Permutations Ok, the key is that you are trying to find the number of ways you can win, that is, select the four numbers in order / number of total ways to select any numbers. Because order matters this makes it permutations. We have 37 total numbers and we want to take 4 at a time. So on your calculator this is 37 Math Arrow over to PRB Down to nPr 4 Enter

Permutations And you should get 1585080 and you can only win one way, so the probability is 1/1585080.  Long way would be P(37,4) = 37! / (37-4)! = 37! / 33! = 37*36*35*34*33!/33! = 37*36*35*34 = 1585080.
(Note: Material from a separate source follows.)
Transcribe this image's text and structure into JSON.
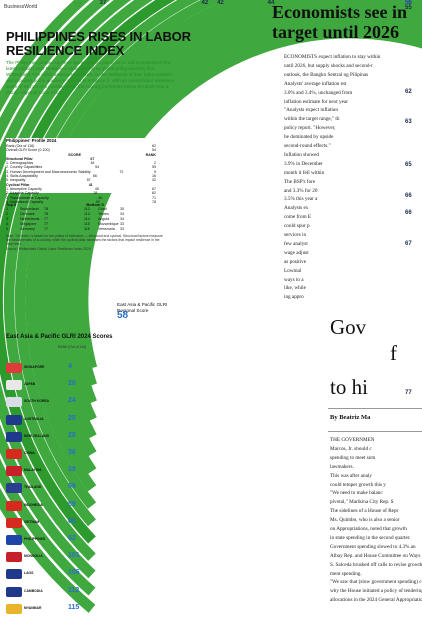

Permutations Given: 20 babies were born and 18 were boys. Find the number of different possible sequences of genders that are possible when 20 babies are born. Ok, there can only be two things (we hope) that can occur.  A boy or A girl. So the possible sequences then would be 2 ways for the 1st child AND 2 ways for the 2nd child......*2 ways for the 20th child or 2^20 = 1048576

Permutations How many ways can 18 boys and 2 girls be arranged in sequence. The key word is arranged.  Does order matter?  It didn't say so this is the use of Combinations.  On the TI-83 (or 84) type 20 and then press the MATH button, arrow to the PRB and down to nCR and ENTER and then type 18 and ENTER. If 20 babies are randomly selected, what is the probability that they consist of 18 boys and 2 girls? P(18 boys and 2 girls) = # of ways to get 18 boys and 2 girls / # ways to get 20 kids which we just found 190 / 1048576 = 0.0001812 Does the gender-selection method appear to yield results that is significantly different from a result that might be expected by random change?  Certainly because this is a very small probability.